Thousands of businesses, including law firms, which have suffered financial losses as a result of coronavirus, could receive a payout under their business interruption cover after the High Court handed down judgment in a test case brought by the Financial Conduct Authority.
The City watchdog said today’s judgment marks a significant step in resolving uncertainty faced by policyholders and removes several roadblocks to successful claims.
Explaining what the 162-page judgment means for policyholders, the FCA said the ruling did not find the eight defendant insurers liable across all 21 different types of policy wording in the representative sample considered by the court.
The FCA said each policy needs to be considered against the judgment to consider what that means for that particular policy. However, the test case removes the need for policyholders to resolve a number of key issues individually with their insurers.

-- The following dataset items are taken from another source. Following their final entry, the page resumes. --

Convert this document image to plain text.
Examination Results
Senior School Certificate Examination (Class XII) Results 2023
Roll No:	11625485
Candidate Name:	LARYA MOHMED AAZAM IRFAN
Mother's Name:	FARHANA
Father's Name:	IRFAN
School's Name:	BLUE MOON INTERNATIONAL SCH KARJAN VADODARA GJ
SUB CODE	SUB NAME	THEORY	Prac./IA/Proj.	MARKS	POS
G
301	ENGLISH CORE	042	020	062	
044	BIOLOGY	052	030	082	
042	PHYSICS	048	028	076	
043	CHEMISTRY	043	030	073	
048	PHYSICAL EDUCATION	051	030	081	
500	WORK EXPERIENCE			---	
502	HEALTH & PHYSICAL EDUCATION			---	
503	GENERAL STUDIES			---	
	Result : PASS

Christopher Woolard, interim chief executive at the FCA, said: ‘Coronavirus is causing substantial loss and distress to businesses and many are under immense financial strain to stay afloat. Our aim throughout this court action has been to get clarity for as wide a range of parties as possible, as quickly as possible and today’s judgment removes a large number of those roadblocks to successful claims, as well as clarifying those that may not be successful.
‘Insurers should reflect on the clarity provided here and, irrespective of any possible appeals, consider the steps they can take now to progress claims of the type that the judgment says should be paid. They should also communicate directly and quickly with policyholders who have made claims affected by the judgment to explain next steps.
‘If any parties do appeal the judgment, we would expect that to be done in as rapid a manner as possible in line with the agreement that we made with insurers at the start of this process. As we have recognised from the start of this case, thousands of small firms and potentially hundreds of thousands of jobs are relying on this.’
The FCA was represented by City firm Herbert Smith Freehills.